The Haat Rangeli glows in an amalgamation of colors as the sun begins to wane in the early dusk. Rang translated into English means colors, and colors are the first thing that strike me in this small town in a flat strip of plain called “Terai” that lines the southern border of mostly mountainous Nepal. Brilliant red, yellow and blue saris of women, pure green color of vegetation and bright but gaudily painted shutters in Rangeli create a unique collage of colors. Every afternoon a small muddy street corner comes alive with hundreds of bustling locals hurrying to get their goods into the street market called haat at the right time. ‘Right time’, people say, means the ‘right price’. You can get everything here: from local fresh vegetables to Indian ‘Fair and Lovely’ cosmetic cream and cheap Chinese electrical goods, compared to my hometown, Katmandu, everything seems very cheap, especially the fresh green vegetables. But there isn’t enough of a market in Rangeli for all the vegetables produced here and people have to look beyond the haat. Biratnagar, the second biggest city is just 22 kilometers away, but with a lot of competition it is difficult to get the ‘right price’ there too.
A quaint little town on the Indian border, Rangeli is not the sort of place where one goes for no apparent reason. “Why would you want to go to Rangeli,” lots of people have asked me. There was a time when Rangeli was the major trade point between India and Nepal. But after the Mahendra highway was built, and Biratnagar became the trade center, Rangeli has become just a colorful town near the great city, a place where peri-urban farmers try hard to survive in the urban market. Rangeli is obscure but it is far from the most rural place in Nepal. I find it hard to describe Rangeli in superlatives: it is poor but not the poorest; it is remote but not the remotest. It just is there, struggling everyday, receiving scant attention: one of those villages where poor farmers work to grow food seven days a week, 12 months a year and sometimes cannot afford to eat what they grow.

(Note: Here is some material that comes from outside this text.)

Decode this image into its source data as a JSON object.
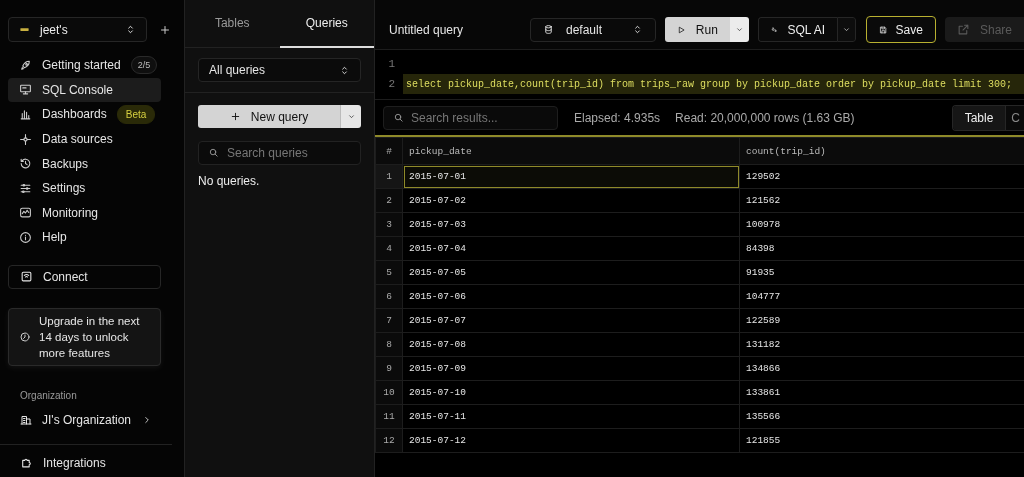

The Research I went to Rangeli hoping to understand what it means to be a farmer there and in places like it. I hoped to be acquainted with farmers’ lives, their dreams and expectations, their involvement in the market economy and how it has affected them. Both Rangeli and Biratnagar share an open border with India. The flow of Indian products and Indian policies has a major impact on almost all of the market decisions made by its tiny land-locked neighbor, Nepal. Rangeli provided a perfect location for me to study the farmers’ positions in the complex system of agriculture marketing from the street market haat to the urban markets. I wanted to know their relationship to urban consumers and whether farmers are the beneficiaries or the victims of the agricultural market system.
Though I am Nepalese, I am from Katmandu and this part of Terai is entirely new to me. Yet after spending a year in the USA, I feel great warmth and familiarity in the colors that Rangeli infuse in me. On a sultry July morning I feel comfort in the earth radiating beneath me as I rush to keep my first appointment with the small farmers in a little teashop.
The Farmers At seven in the morning the teashop is already brimming with activity. The aroma of strong tea wafts from a dusty teapot steaming on a big earthen stove. A young girl with bright eyes rushes back and forth with big cauldrons full of chickpeas. Dark-skinned farmers are clustered in a semicircle on the wooden benches that creak every time someone sits down. The farmers are getting ready for yet another laborious day, but they always seem ready to have an extra cup of tea and talk. “Do you have some time to talk to me?” I ask. “ Are you working for the government?” they ask. Luckily, I am not, nor am I a development worker.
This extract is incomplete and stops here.